Les producteurs de cognac français ne peuvent plus vendre leurs bouteilles dans le réseau de duty free en Chine. Un secteur qui pèse 20 % de cette activité dans le pays. En visite mercredi au salon de l’agriculture, le Premier ministre, François Bayrou, a confirmé qu’il était prêt à se rendre en Chine.
C’est la double peine pour le cognac français. Déjà, depuis plus d’un an sous le coup d’une enquête antidumping sur les brandies en Europe, menée par la Chine, les producteurs de Charente se voient en plus bannis des aéroports du pays. Depuis décembre, les rayons de magasins de duty free en Chine, présents aussi à l’intérieur des villes, comme Pékin, et sur l’île de Hainan, dans le sud du pays, le plus grand centre détaxé dans le monde, ont vu disparaître peu à peu les célèbres bouteilles tricolores.
Les opérateurs de duty free se sont en effet vus interdire de dédouaner ces produits, et donc d’approvisionner leurs magasins. Tandis que cosmétiques ou autres whiskys sont eux toujours vendus. Une décision, qui selon les professionnels n’a pas été notifiée officiellement. « C’est une mesure de rétorsion géopolitique pure et simple, estime un spécialiste du secteur. En décembre, l’Europe a confirmé l’application de droits sur les importations de véhicules électriques chinois. Du coup, les autorités durcissent le ton. »
Rayons qui se vident
Et c’est la filière française qui paie les pots cassés. Déjà, des ruptures ont été constatées sur certaines marques. Or le hors taxe est un réseau incontournable pour les fabricants. La Chine est le premier marché en valeur du cognac français. Ce réseau de magasins détaxés représente 20 % des ventes dans le pays, avec notamment de bouteilles haut de gamme, achetées pour offrir en cadeau. « Ces restrictions sont une seconde salve à notre encontre. Comme par principe, il n’est pas possible d’appliquer des droits de douane dans le duty free, les autorités nous empêchent purement et simplement d’y vendre nos cognacs » , se désole un fabricant.
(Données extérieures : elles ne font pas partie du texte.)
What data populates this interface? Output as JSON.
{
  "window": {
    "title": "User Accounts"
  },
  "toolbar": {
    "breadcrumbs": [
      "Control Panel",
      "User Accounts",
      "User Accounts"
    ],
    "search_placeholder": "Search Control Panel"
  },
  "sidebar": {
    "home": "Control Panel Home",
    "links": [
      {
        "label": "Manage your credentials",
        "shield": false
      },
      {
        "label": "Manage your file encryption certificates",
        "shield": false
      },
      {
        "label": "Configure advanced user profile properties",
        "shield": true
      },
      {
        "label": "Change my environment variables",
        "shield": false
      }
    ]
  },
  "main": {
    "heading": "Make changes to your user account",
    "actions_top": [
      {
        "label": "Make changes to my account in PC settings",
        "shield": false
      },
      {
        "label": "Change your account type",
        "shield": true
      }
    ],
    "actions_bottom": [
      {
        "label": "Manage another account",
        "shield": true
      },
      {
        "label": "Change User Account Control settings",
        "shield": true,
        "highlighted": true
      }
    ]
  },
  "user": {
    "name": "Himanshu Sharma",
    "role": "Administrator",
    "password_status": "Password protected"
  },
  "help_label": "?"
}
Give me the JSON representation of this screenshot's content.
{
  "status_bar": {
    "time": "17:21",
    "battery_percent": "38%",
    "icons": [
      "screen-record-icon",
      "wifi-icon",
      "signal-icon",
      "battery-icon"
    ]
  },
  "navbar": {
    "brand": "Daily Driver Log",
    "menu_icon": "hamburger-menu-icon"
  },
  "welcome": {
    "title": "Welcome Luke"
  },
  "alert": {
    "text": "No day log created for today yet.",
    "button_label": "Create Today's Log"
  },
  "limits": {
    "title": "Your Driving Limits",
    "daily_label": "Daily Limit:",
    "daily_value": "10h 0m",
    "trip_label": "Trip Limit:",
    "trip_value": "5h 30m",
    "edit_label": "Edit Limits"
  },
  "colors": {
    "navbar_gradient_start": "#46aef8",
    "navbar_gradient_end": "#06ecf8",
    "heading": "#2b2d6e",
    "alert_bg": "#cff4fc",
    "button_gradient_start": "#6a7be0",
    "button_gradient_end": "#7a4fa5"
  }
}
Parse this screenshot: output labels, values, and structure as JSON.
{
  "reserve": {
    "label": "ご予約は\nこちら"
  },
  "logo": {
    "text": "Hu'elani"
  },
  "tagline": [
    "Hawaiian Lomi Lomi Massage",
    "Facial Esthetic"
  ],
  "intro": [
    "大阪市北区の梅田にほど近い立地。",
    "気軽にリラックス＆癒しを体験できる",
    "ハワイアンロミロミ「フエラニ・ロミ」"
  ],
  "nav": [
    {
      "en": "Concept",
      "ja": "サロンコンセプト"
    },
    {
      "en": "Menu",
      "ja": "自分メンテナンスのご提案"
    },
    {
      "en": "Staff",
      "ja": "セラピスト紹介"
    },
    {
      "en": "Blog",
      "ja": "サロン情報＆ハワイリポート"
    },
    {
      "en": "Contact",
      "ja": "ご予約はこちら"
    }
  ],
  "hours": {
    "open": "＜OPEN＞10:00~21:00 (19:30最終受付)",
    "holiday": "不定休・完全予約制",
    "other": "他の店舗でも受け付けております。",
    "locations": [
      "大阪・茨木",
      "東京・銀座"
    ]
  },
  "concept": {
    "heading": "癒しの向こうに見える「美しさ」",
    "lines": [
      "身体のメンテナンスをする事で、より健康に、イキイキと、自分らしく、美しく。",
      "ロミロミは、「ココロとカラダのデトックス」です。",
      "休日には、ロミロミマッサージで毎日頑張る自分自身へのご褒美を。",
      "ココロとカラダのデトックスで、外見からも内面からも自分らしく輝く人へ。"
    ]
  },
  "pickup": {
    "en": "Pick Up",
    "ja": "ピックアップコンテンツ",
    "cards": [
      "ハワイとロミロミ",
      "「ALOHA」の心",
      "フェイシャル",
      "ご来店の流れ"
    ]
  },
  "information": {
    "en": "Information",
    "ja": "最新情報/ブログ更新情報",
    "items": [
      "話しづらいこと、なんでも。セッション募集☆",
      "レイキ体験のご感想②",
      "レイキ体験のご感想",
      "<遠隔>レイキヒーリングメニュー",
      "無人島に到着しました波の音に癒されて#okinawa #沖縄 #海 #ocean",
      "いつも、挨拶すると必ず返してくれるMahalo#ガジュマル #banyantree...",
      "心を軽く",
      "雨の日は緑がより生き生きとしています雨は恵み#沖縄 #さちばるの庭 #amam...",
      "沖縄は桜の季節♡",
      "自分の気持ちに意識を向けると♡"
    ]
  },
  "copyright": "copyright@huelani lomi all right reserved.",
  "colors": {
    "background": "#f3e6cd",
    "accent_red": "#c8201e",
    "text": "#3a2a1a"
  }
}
Un nouveau coup dur pour la filière. Cette dernière, selon le Bureau national interprofessionnel du cognac (BNIC) enregistre 50 millions d’euros de pertes par mois, y compris avec cette exclusion des duty free. Car depuis début octobre, « les exportations sont soumises à un cautionnement bancaire par les douanes chinoises, ayant un effet équivalent à des taxes antidumping », précise le BNIC.
Ce qui a entraîné une baisse de 50 % des expéditions chaque mois. Conséquence, en 2024, les producteurs de cognac ont expédié dans le monde 166 millions de bouteilles, loin du record de 2021 (223 millions d’unités). L’inquiétude est de plus en plus forte dans une filière qui compte plus de 70.000 emplois directs et indirects. Plus le temps passe, et plus il semble difficile aux producteurs de trouver des solutions. Lors du Salon Wine Paris, mi-février, la Fédération des exportateurs de vins et spiritueux (FEVS) a lancé un appel en urgence pour que François Bayrou se rende en Chine pour tenter d’apaiser les tensions.
Fin de l’enquête antidumping
Lors de sa visite au salon de l’agriculture ce mercredi, François Bayrou assuré aux représentants des filières Armagnac et Cognac qu’il y était prêt. « Le Premier ministre nous a confirmé qu’il se préparait à voyager à tout moment en Chine pour concrétiser ces discussions et, en tout état de cause, avant fin juin. » a souligné Gabriel Picard, président de la FEVS.
Or le temps presse. L’enquête antidumping doit s’achever le 5 avril. Ensuite des droits définitifs seront appliqués. « Ils seront notifiés dans deux à trois semaines, sauf si on arrive à rouvrir des discussions et à repousser jusqu’en juillet leur application, indique un expert. Si on manque cette fenêtre de tir, il sera difficile de revenir en arrière. »
« Pour nos filières, c’est une obligation de résultat qui pèse sur le gouvernement, estime de son côté Florent Morillon, le président du Bureau National Interprofessionnel du Cognac. Les deux parties ont confirmé leur volonté d’avancer dans une négociation bilatérale. La possibilité de structurer ce dialogue et de le faire rapidement aboutir ne doit faire aucun doute ».
Après l’audition des trois groupes de spiritueux, Pernod Ricard, Rémy Martin et Moët Hennessy dans le cadre de l’enquête antidumping, les autorités chinoises ont défini des taxes futures à hauteur de 30 % à 40 %. Pour le reste du secteur du cognac, la moyenne des droits de douane pourrait grimper à 34,8 %. De quoi décourager les achats des Chinois pour un produit déjà premium dans leur pays, au profit de brandies locaux.